Pick Up a Rabbit Like a Pro to Keep Your Bunny Safe
Picking up a rabbit can feel a little overwhelming if you’ve never done it before. Bunnies have delicate vertebrae that can easily become injured if you lift or hold them incorrectly. It’s important to support their rear and hold them against you so they feel safe. Use this step-by-step guide to learn how to pick up a rabbit correctly and get your rabbit used to being handled.
How to Safely Pick Up a Rabbit
Those unfamiliar with rabbits might not know there’s a specific way to pick one up to prevent them from getting hurt or scared. These step-by-step instructions can help you feel confident doing so.
- Calmly approach the rabbit from the side and pet them to avoid startling them.
- Place one hand under the rabbit’s chest behind their front legs.
- At the same time, use the other hand to “scoop” up the rabbit’s rear end.
- Gently lift the rabbit off the ground, moving both hands as a unit to maintain the rabbit’s body position.
- Bring their body against your chest and securely yet gently hold them, so they cannot jump or kick.
- You can slowly glide your hand under the rabbit’s chest up to their face to pet them while still keeping their body against yours.

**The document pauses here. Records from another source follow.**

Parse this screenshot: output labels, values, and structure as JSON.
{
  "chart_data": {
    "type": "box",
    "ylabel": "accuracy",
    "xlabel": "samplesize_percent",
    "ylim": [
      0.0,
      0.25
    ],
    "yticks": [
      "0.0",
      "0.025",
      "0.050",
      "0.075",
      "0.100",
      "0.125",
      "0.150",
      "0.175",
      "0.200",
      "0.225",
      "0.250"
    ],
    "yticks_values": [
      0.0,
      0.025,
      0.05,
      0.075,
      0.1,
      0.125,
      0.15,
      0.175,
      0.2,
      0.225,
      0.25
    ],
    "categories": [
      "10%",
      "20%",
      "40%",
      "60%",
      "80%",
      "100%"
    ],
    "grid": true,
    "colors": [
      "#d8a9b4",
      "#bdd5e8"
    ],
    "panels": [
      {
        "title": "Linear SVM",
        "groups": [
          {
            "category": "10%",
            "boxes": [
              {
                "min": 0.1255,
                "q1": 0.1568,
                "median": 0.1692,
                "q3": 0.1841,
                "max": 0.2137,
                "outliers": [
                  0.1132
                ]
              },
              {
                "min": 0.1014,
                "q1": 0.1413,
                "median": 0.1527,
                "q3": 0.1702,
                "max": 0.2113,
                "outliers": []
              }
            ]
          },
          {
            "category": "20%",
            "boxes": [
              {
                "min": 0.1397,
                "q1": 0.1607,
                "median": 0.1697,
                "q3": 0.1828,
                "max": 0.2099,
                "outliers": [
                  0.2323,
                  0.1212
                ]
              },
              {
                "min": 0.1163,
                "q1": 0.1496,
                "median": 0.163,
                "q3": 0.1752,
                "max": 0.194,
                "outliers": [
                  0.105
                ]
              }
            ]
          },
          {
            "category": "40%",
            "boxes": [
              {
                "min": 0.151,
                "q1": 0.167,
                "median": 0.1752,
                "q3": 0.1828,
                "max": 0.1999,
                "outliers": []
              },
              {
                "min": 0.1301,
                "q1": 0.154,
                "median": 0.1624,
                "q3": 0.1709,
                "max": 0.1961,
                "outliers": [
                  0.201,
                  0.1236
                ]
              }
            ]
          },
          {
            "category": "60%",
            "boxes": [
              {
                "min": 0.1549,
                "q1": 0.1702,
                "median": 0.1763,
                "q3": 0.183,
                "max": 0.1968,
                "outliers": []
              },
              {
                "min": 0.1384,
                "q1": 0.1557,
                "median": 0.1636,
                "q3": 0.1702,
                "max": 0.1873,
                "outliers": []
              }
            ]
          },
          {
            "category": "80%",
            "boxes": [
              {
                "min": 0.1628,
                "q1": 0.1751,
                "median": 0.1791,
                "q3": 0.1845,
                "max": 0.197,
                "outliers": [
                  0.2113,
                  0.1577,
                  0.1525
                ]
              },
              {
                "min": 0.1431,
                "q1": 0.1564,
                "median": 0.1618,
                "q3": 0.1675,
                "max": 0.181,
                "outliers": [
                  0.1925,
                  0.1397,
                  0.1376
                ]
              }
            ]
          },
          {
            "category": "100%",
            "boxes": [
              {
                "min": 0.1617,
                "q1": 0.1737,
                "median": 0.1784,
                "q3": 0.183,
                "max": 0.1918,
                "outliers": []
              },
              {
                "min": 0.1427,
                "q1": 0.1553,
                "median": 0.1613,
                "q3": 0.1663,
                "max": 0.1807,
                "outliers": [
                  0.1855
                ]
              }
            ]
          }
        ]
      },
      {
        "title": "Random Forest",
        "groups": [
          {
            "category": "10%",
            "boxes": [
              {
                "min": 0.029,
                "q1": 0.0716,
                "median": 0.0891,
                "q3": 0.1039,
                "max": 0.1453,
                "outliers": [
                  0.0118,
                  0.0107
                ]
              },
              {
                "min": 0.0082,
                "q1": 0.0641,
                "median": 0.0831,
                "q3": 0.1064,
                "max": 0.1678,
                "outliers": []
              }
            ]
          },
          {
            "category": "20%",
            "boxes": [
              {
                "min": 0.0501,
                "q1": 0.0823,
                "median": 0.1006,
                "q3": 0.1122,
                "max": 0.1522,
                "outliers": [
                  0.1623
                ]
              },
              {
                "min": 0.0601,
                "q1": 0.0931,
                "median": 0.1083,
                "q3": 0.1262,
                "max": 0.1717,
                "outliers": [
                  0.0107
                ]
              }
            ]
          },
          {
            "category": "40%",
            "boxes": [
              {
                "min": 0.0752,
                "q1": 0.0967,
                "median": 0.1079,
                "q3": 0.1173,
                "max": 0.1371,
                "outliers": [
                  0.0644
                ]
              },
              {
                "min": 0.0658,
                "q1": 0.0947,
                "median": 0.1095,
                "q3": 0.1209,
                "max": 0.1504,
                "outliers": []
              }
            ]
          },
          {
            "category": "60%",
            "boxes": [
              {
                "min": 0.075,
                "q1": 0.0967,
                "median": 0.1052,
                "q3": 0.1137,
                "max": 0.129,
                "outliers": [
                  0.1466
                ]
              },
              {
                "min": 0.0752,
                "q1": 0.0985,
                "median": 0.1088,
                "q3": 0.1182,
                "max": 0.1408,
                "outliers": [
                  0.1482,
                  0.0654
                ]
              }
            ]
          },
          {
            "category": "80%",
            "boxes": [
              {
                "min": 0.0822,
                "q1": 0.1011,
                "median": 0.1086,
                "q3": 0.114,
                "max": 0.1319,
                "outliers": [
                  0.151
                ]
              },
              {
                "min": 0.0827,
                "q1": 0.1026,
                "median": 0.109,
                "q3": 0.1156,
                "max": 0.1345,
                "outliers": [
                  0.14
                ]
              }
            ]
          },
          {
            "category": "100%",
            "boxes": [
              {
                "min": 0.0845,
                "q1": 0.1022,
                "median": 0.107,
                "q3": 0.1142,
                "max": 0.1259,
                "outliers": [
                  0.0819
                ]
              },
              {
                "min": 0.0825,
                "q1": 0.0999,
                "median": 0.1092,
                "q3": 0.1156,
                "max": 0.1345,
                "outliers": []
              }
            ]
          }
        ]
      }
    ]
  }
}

- To safely release the rabbit, lower your body down to the ground, keeping the rabbit secure the entire time, then allow their feet to touch the ground and release them.

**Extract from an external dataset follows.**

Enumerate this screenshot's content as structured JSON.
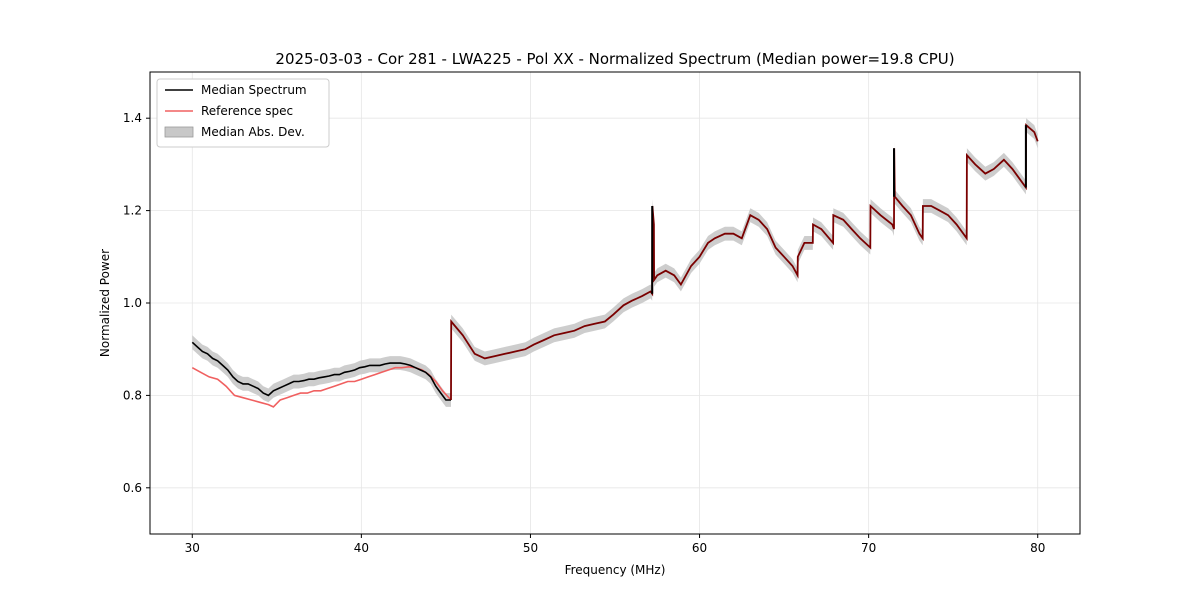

If the rabbit is small enough, you should be able to hold their rump and hind legs in your hand gently. With a larger rabbit, your hand alone may not be large enough to hold them safely. In these cases, you can wrap your wrist or forearm around the rabbit’s rear to prevent them from kicking out.
Need to Know
Always support a rabbit’s rear end to prevent them from kicking out their hind legs and luxating or fracturing their delicate spine.

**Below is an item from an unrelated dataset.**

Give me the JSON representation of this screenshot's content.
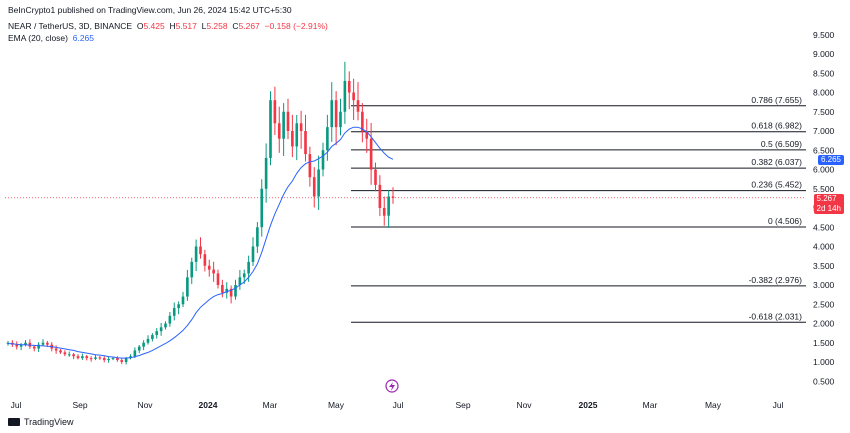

Never Do These Things When Picking Up a Rabbit
There are a few ways you can pick up other pets that are unsafe for rabbits. These methods can either be painful or harmful to rabbits.
- Never pick a rabbit up by their ears.
- Never scruff a rabbit.
- Never pick a rabbit up by their chest with their legs dangling.
- Never pick up a rabbit by grasping them around their belly.
- Never pick a rabbit up by their legs.
- Never pick a rabbit up by their tail.
- Never allow children to pick up a rabbit without supervision.
Concerns Around Rabbit Spines
Why do rabbits need to be handled carefully? Rabbits are at high risk for spinal damage because they have a lightweight skeleton but incredibly strong legs. If a rabbit kicks their hind legs out while you’re picking them up or holding them incorrectly, they could break their back. This is why it’s important to support a rabbit’s back end while picking them up.
Can Rabbits Be Scared to Death?
Unfortunately, yes, it’s possible for a rabbit to be scared to death. They are prey animals, so rabbits are always on high alert. If a rabbit experiences something frightening, such as a very loud noise or a stressful event, they could sustain a heart attack and die of fright. In order to minimize any fear your rabbit might have around handling, slowly get them used to being held.
Training a Rabbit to Be Held
Not all rabbits enjoy being picked up, but there are times when it will be necessary. Get your rabbit used to being held to prepare them for vet visits, nail trims, etc.
- Start with petting. Begin by simply touching your rabbit without picking them up or holding them. Give them treats while you pet them to create a positive experience around different types of touching, particularly around their chest and rear, where you’ll need to hold them in order to pick them up.
- Practice lifting. Once your rabbit is comfortable with you placing your hands under their chest and around their rear, you can practice lifting them, but not very far off the ground. Kneel on the floor next to your rabbit and practice the lifting or holding motion, but only bring your rabbit an inch off the ground, then release them back to the floor. Reward your rabbit every time. Do this several times until they feel comfortable with the sensation.
- Try floor holds. After your rabbit is comfortable with the notion of being lifted slightly off the ground, it’s time to hold them. Still kneeling on the ground, lift your rabbit and bring their body against yours, securely holding their rear to prevent injury. Pet them and speak soothingly. If your rabbit kicks while you’re holding them, they don’t feel safe, so quickly lower them back to the ground and release them.
- Stand up. With time and practice, your rabbit will feel confident enough to allow you to hold them while you’re standing and possibly even walk with them in your arms. It’s best to avoid carrying a rabbit around unless it’s absolutely necessary to avoid any potential injury. If your rabbit likes cuddling, do so on their level or hold them in your lap.
Most rabbits love being petted on their forehead, cheeks, and behind their ears. Use these as rewards as you train your rabbit to be held.
Keep Your Rabbit Safe with Proper Handling
Begin working with your rabbit on handling as early as possible. Rabbits who have been picked up from a young age will feel more comfortable being held in your arms. But it’s still possible to train an older rabbit to accept handling. Be sure to use the right technique when picking up your rabbit to keep them safe from harm.